Ekol Lojistik, çevreye duyarlı yeşil lojistiğin önemli araçlarından biri olan Intermodal sistemini kullanarak, Türk malları için 7.000 kilometreye varan karayolu güzergahı yolculuklarını 2.000 km’ye düşürdü. Avrupa Komisyonu 6. Çerçeve Programı’nca kurulan CREAM (Customer-driven Rail-freight services on an European mega-corridor based on Advanced business and operating Models) Konsorsiyumu’nun aktif bir üyesi olarak bir yandan taşımacılığı AB normlarında demiryoluyla yapmak üzere projeler üzerinde çalışan Ekol Lojistik, diğer yandan da, sınır geçişlerindeki gecikmeler nedeni ile sorunlu olan Doğu Avrupa güzergahını denizyolu ile by-pass ederek hem hızlı, hem de daha çevreci bir model uygulamaya başladı.
Ekol Lojistik, blok tren uygulamasıyla Türk mallarını çekici eşliği olmadan, yarı-römorklarla, İstanbul, İzmir ve Mersin Liman’larından Ro-Ro gemilerine yükleyerek, 3 gün içerisinde İtalya’nın Trieste Limanı’na gönderiyor. Trieste’den sonra, varış gününde limandan trenlere yüklenen yarı-römorklar, bir günden kısa zaman zarfında Almanya Worms terminaline ulaşıyor. Trenden indirilen yarı-römorklar, Ekol’ün Alman plakalı çekicilerine takılarak bu noktadan sonra Almanya, Benelüks ülkeleri, Fransa, İngiltere, İsviçre, Danimarka, İrlanda ve İspanya’ya taşınıyor.

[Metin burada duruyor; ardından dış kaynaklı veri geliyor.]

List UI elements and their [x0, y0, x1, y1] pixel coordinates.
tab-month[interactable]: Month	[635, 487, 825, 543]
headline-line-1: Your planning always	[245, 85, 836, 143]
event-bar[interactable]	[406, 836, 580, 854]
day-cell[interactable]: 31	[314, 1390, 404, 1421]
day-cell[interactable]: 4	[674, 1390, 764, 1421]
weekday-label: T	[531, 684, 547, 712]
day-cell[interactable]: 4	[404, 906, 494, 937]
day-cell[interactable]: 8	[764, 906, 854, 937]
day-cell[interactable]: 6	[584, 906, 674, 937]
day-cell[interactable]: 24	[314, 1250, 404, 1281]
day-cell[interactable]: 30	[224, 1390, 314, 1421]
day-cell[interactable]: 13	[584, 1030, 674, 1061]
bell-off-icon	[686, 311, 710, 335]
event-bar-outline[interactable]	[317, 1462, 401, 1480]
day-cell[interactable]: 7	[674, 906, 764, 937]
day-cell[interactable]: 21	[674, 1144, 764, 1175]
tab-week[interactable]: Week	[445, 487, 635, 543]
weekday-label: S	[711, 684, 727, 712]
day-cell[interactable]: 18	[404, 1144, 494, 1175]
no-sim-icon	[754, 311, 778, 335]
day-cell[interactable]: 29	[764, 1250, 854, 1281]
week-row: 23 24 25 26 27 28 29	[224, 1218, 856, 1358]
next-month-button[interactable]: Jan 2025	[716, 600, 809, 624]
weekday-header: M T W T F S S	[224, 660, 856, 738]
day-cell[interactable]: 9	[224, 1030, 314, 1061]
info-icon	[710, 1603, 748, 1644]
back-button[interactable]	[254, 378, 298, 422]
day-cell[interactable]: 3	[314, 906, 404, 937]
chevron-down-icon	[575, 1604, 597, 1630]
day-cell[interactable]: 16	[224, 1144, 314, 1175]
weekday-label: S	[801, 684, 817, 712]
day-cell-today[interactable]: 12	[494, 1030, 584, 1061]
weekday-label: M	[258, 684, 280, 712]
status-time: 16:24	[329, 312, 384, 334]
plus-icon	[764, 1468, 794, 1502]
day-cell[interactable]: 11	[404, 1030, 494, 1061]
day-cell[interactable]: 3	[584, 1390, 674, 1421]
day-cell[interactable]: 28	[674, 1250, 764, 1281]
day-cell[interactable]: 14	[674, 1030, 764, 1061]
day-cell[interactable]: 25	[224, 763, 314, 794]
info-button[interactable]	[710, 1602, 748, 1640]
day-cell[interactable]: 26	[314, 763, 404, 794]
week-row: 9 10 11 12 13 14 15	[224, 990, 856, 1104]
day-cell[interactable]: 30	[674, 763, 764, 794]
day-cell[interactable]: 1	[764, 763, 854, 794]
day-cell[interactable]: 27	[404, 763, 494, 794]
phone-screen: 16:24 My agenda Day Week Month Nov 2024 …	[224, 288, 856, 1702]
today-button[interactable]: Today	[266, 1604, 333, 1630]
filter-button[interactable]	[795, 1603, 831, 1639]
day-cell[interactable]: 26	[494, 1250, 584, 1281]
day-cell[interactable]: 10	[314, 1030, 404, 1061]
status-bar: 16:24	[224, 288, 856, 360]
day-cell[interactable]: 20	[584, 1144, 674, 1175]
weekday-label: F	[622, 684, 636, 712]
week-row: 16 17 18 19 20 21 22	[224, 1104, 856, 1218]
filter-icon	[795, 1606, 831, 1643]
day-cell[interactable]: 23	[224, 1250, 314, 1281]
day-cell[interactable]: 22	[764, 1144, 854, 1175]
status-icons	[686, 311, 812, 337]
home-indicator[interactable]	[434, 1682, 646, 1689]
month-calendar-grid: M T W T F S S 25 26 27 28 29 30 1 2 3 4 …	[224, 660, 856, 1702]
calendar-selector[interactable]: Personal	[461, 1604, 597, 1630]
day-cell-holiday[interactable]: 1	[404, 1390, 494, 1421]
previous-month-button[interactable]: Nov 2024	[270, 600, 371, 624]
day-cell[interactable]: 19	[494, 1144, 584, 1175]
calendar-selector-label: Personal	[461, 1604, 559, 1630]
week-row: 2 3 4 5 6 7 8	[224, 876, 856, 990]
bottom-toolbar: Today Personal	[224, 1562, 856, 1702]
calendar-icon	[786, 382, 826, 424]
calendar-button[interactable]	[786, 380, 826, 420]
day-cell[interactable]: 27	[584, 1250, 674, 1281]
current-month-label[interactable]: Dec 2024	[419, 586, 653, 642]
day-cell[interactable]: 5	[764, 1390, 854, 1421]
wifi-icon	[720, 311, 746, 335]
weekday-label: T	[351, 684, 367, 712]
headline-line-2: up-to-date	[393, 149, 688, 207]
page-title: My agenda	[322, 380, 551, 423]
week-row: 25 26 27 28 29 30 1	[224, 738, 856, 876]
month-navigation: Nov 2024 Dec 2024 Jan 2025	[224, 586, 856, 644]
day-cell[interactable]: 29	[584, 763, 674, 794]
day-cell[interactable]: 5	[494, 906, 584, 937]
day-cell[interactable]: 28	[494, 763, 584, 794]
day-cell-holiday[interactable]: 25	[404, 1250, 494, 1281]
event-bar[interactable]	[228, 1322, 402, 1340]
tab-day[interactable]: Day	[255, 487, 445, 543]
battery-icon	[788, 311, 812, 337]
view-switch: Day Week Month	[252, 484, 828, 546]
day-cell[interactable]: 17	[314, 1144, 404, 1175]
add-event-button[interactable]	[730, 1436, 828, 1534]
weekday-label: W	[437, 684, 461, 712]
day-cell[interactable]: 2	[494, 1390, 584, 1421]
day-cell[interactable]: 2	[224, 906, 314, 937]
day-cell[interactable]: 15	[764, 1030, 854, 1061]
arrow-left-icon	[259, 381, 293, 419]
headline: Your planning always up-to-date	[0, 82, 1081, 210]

Ekol Lojistik, “blok tren” uygulamasıyla sera gazı etkisine karşı mücadelede önemli bir adım atmış oluyor; ana güzergahta çekici kullanılmaması nedeni ile daha az kirletici madde salınımı meydana gelirken, gürültü kirliliğinin önlenmesi, enerji tasarrufu ve CO2 izinin azaltılması konusunda büyük ölçeklerde tasarruf yapabiliyor. Her bir gidiş – dönüş seferde yarı-römork başına 5000 kilometre daha az karayolu kat ediliyor. Böylelikle; 1700 lt yakıt, 4590 kg CO2, 11.9 kg NOx, 0.17 kg partikül tasarrufu sağlanıyor.
Ekol’ün blok tren uygulamasına başladığı 2008 senesinde her seferde 32 yarı-römork sevk edilen 18 sefer, 2009 yılında 92 sefer, 2010’da 210 sefer gerçekleştirildi. 2011 yılında şu ana kadar 295 sefer gerçekleştiren Ekol’ün yıl sonuna kadar tamamlamayı planladığı sefer sayısı ise 500. 3 yılda yaklaşık yüzde 2800 artışla 500 sefer hedefinin tutturulması halinde toplamda 40.000.000 km daha az karayolu kullanılacak. Bu da dünyanın çevresinin bin kere dolaşılmaması anlamına geliyor. 500 sefer; 36 bin 720 ton CO2, 13 milyon 600 bin lt yakıt, 95 bin 200 kg NOx tasarrufu sağlıyor.
Bu uygulamayla, kaynakların hızla tükendiği günümüz dünyasında, her seferde araç başına 1700 litre yakıt tasarrufu sağlarken; her ay 110.000 ağaç kurtaran Ekol; 2011 yılında gerçekleştirdiği 18 milyon Euro yatırımla, 509 yeni araç alarak sefer sayısını da 295’e çıkardı.